La procédure devant le Tribunal et l’arrêt
attaqué
38 Par
une requête déposée au greffe du Tribunal le 19 novembre 2012, le Front
Polisario a introduit un recours tendant à l’annulation de la décision
litigieuse.
39 À
l’appui de son recours, le Front Polisario a invoqué onze moyens.
40 En
défense, le Conseil a conclu au rejet du recours comme irrecevable ou, à
défaut, comme non fondé ainsi qu’à la condamnation du Front Polisario aux
dépens.
41 Par
ordonnance du président de la huitième chambre du Tribunal du 6 novembre
2013, la Commission européenne a été admise à intervenir au litige au soutien
des conclusions du Conseil.
42 Dans
l’arrêt attaqué, le Tribunal a, en premier lieu, examiné les arguments du
Conseil et de la Commission selon lesquels le recours était irrecevable au
motif que le Front Polisario n’avait pas établi l’existence de sa personnalité
morale et de sa capacité à agir en justice, d’une part, et que la décision
litigieuse ne le concernait ni directement ni individuellement, d’autre part. Il
a écarté ces deux exceptions d’irrecevabilité, respectivement, aux
points 34 à 60 et 61 à 114 de l’arrêt attaqué.
43 S’agissant
de la qualité pour agir du Front Polisario, le Tribunal a rappelé, aux
points 73 à 103 de l’arrêt attaqué, que la décision litigieuse avait pour
objet d’approuver la conclusion de l’accord de libéralisation, avant de
considérer que cet accord « s’appliqu[ait] également » au Sahara
occidental. Puis, en « tenant compte de cette conclusion », comme
exposé au point 104 de cet arrêt, il a respectivement estimé, aux
points 105 à 110 et 111 à 114 dudit arrêt, que le Front Polisario devait
être regardé comme étant concerné à la fois directement et individuellement par
ladite décision.
44 En
deuxième lieu, le Tribunal a débuté l’examen des onze moyens d’annulation
invoqués par le Front Polisario à l’appui de ses conclusions en exposant ce qui
suit, aux points 116 et 117 de l’arrêt attaqué :
« 116 À titre liminaire, il convient de
constater qu’il ressort de l’argumentation avancée par le Front Polisario à
l’appui de l’ensemble de ses moyens que son recours tend à l’annulation de la
décision [litigieuse] en ce que celle-ci a approuvé l’application, au Sahara
occidental, de l’accord visé par elle. En effet, ainsi qu’il ressort des considérations
exposées ci‑dessus, au sujet de l’affectation directe et individuelle du Front
Polisario par la décision [litigieuse], c’est précisément du fait que cet
accord trouve à s’appliquer également au Sahara occidental que le Front
Polisario est directement et individuellement concerné par la décision
[litigieuse].
117 Il convient
également de constater que le Front Polisario invoque plusieurs moyens, parmi
lesquels les deux premiers portent sur la légalité externe de la décision
[litigieuse], alors que les autres portent sur sa légalité interne. En
substance, le requérant invoque une illégalité de la décision [litigieuse], au
motif qu’elle violerait le droit de l’Union ainsi que le droit international.

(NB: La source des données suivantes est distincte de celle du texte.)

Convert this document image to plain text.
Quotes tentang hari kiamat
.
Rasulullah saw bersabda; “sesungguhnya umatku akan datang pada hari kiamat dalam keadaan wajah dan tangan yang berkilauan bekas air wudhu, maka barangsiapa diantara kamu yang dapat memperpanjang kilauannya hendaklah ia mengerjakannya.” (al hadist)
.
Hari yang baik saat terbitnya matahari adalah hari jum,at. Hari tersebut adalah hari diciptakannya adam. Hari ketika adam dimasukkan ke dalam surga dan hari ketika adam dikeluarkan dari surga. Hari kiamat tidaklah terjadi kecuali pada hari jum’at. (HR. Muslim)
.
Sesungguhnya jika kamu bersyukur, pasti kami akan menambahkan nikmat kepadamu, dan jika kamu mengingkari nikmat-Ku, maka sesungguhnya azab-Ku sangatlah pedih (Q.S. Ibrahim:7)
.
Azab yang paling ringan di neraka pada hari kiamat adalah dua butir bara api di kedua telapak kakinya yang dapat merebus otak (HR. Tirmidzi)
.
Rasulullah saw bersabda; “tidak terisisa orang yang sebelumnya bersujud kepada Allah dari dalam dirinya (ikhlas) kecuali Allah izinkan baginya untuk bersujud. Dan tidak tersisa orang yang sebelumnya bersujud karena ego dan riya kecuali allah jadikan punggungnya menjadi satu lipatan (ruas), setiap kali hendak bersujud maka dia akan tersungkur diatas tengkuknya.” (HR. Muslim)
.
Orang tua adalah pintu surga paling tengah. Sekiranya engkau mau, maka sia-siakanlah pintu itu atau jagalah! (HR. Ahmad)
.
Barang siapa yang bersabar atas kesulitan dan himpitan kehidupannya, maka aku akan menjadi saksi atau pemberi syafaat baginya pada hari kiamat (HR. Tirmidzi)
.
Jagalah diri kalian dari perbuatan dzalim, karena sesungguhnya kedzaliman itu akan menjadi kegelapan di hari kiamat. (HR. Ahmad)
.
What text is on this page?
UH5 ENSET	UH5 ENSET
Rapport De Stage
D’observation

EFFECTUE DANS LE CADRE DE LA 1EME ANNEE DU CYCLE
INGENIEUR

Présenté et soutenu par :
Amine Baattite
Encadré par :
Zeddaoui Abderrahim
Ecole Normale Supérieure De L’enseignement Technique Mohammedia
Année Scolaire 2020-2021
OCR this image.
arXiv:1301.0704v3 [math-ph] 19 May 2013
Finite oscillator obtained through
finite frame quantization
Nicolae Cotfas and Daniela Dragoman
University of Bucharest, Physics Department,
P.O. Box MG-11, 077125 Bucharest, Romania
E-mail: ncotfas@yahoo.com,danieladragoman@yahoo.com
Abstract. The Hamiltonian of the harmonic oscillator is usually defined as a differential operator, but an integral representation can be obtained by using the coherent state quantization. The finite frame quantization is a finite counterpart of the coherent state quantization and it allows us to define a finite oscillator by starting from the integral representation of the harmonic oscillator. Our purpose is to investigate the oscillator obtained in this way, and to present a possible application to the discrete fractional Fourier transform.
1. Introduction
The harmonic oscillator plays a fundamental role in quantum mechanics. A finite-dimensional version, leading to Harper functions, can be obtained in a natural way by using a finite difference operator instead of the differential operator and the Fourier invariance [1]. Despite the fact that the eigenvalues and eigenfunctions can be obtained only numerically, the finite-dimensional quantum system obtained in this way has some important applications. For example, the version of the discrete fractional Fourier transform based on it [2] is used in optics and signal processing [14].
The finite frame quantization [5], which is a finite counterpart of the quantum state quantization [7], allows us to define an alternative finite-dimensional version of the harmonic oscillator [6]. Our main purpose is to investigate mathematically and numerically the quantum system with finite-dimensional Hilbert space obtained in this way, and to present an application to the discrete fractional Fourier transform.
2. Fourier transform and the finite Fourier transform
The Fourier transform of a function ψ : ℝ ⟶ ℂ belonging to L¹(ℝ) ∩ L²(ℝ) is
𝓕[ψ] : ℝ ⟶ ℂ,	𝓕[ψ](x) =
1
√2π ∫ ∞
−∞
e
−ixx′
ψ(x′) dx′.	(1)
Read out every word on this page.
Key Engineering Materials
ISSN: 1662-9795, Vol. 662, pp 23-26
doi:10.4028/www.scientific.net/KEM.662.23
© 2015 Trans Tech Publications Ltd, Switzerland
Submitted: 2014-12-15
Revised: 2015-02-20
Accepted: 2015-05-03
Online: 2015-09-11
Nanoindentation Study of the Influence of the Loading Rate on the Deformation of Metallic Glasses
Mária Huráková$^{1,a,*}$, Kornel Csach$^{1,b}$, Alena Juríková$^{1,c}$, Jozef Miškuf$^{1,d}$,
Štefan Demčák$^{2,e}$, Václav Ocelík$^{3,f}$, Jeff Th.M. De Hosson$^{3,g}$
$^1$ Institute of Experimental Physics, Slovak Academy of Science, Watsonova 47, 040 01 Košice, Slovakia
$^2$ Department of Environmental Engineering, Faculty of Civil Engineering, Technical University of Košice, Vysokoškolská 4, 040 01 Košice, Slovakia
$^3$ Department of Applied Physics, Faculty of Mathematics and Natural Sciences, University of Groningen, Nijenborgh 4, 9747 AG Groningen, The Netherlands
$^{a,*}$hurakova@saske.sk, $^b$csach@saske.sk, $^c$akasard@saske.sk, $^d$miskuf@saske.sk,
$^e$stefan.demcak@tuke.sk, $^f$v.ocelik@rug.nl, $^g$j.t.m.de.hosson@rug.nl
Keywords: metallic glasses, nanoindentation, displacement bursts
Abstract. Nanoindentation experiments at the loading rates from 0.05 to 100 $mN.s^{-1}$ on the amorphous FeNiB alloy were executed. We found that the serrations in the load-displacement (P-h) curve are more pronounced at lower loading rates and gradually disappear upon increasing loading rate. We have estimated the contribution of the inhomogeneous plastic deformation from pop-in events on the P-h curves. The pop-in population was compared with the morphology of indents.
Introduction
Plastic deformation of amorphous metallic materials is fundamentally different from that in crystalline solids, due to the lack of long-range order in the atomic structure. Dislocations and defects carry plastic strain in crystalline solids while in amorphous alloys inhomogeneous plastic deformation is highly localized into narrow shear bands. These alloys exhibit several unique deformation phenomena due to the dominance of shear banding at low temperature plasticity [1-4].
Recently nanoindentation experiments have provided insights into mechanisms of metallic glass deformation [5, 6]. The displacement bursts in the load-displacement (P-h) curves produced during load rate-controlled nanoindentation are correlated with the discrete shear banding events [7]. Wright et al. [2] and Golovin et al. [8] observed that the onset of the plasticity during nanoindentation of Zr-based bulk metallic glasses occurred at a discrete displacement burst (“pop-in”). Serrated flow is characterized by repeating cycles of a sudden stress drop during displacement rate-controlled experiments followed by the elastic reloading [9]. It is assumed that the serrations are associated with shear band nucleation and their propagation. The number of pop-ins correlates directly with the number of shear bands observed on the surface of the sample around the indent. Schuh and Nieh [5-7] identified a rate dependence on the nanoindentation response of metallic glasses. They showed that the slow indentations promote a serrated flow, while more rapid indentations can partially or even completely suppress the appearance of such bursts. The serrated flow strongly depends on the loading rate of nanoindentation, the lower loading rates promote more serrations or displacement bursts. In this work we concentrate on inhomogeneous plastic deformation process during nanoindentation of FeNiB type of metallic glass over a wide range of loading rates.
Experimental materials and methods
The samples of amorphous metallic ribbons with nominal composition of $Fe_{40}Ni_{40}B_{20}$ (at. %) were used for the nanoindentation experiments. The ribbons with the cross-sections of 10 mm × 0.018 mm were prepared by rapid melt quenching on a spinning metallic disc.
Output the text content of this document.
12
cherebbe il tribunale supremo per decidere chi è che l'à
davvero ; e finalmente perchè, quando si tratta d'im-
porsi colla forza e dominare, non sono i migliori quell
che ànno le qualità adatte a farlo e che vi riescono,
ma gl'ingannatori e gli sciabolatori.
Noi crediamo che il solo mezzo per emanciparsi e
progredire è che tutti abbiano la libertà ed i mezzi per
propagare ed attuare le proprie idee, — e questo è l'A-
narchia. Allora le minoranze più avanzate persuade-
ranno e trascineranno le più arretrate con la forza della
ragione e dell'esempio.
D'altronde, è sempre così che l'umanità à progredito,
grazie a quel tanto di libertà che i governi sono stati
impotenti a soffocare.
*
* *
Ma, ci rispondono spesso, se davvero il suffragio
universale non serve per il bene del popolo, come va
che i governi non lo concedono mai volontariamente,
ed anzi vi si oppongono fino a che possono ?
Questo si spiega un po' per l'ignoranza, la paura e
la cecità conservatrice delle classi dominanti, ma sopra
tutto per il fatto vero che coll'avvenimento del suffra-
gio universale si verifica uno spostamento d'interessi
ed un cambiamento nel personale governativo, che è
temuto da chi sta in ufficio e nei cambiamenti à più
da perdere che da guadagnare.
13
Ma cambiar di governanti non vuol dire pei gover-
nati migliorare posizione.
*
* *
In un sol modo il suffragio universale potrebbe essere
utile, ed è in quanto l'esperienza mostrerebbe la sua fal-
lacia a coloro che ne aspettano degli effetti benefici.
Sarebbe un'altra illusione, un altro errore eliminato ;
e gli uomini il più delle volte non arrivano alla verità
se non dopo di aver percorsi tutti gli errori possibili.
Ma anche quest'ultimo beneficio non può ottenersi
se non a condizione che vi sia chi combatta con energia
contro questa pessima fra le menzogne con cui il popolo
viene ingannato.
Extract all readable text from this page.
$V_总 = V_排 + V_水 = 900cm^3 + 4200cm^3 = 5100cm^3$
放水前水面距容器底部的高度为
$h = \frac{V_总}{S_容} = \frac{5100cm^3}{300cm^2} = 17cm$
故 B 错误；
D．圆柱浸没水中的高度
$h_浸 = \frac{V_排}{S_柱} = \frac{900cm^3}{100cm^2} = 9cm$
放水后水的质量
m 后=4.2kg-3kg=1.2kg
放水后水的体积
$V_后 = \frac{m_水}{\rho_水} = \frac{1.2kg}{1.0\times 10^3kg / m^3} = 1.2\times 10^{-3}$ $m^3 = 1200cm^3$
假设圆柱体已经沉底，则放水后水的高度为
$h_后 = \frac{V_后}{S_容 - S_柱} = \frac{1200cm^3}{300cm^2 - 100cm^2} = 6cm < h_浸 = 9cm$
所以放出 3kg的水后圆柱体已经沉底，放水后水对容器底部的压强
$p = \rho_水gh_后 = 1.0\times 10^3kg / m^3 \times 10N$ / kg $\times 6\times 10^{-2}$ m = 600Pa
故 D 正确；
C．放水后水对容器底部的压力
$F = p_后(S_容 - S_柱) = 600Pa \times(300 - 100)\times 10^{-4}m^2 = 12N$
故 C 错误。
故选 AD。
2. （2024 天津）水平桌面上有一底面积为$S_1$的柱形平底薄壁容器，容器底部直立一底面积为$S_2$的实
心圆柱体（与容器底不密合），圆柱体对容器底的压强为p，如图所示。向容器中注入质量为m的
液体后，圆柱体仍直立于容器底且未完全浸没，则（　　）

L’ensemble des moyens du recours posent en réalité la question de l’existence
ou non d’une interdiction absolue de conclusion, au nom de l’Union, d’un accord
international susceptible d’être appliqué à un territoire contrôlé dans les
faits par un État tiers, sans toutefois que la souveraineté de cet État sur ce
territoire ne soit reconnue par l’Union et ses États membres ou, plus
généralement, par tous les autres États (ci-après un “territoire disputé”),
ainsi que, le cas échéant, la question de l’existence d’un pouvoir
d’appréciation des institutions de l’Union à cet égard, des limites de ce
pouvoir et des conditions de son exercice. »
45 Le
Tribunal a ensuite examiné et rejeté chacun de ces moyens, en estimant
notamment qu’aucun d’entre eux ne permettait d’établir l’existence d’une
interdiction absolue, pour l’Union, de conclure avec un État tiers un accord
susceptible d’être appliqué à un « territoire disputé ».
46 Dans
ce cadre, le Tribunal a toutefois réservé un ensemble d’arguments se
rattachant, selon lui, à la question subsidiaire de savoir dans quelles
conditions les institutions de l’Union peuvent approuver la conclusion d’un tel
accord.
47 Enfin,
le Tribunal a procédé à l’analyse de cette question aux points 223 à 247
de l’arrêt attaqué. À cet égard, il a en substance estimé que, tout en
jouissant d’un large pouvoir d’appréciation dans le cadre de la conduite des
relations extérieures de l’Union, le Conseil avait l’obligation, lorsqu’il
envisage d’approuver un accord trouvant à s’appliquer à un « territoire
disputé » tel que le Sahara occidental et tendant à faciliter
l’exportation vers l’Union de produits originaires de ce territoire, d’examiner
au préalable l’ensemble des éléments pertinents du cas d’espèce, et en
particulier de s’assurer que l’exploitation de ces produits ne se fait pas au
détriment de la population dudit territoire et n’implique pas de violation des
droits fondamentaux des personnes concernées. Le Tribunal a considéré que, en
l’espèce, le Conseil avait manqué à cette obligation.
48 Ces
considérations ont conduit le Tribunal à juger, au point 247 de l’arrêt
attaqué, que le « Conseil a[vait] manqué à son obligation d’examiner,
avant l’adoption de la décision [litigieuse], tous les éléments du cas
d’espèce » et, par voie de conséquence, à annuler cette dernière « en
ce qu’elle approuve l’application de l’accord [de libéralisation] au Sahara
occidental ».
La procédure devant la Cour et les conclusions
des parties
49 Par
acte séparé présenté au greffe de la Cour lors du dépôt de son pourvoi, le
Conseil a demandé que l’affaire soit soumise à la procédure accélérée prévue
aux articles 133 à 136 du règlement de procédure de la Cour.
50 Par
ordonnance du 7 avril 2016, le président de la Cour a fait droit à cette
demande.
51 Par
décisions des 2, 13, 18 et 24 mai 2016, le président de la Cour a
respectivement autorisé le Royaume d’Espagne, la République portugaise, la
République française, la République fédérale d’Allemagne et le Royaume de
Belgique à intervenir au litige, au soutien des conclusions du Conseil.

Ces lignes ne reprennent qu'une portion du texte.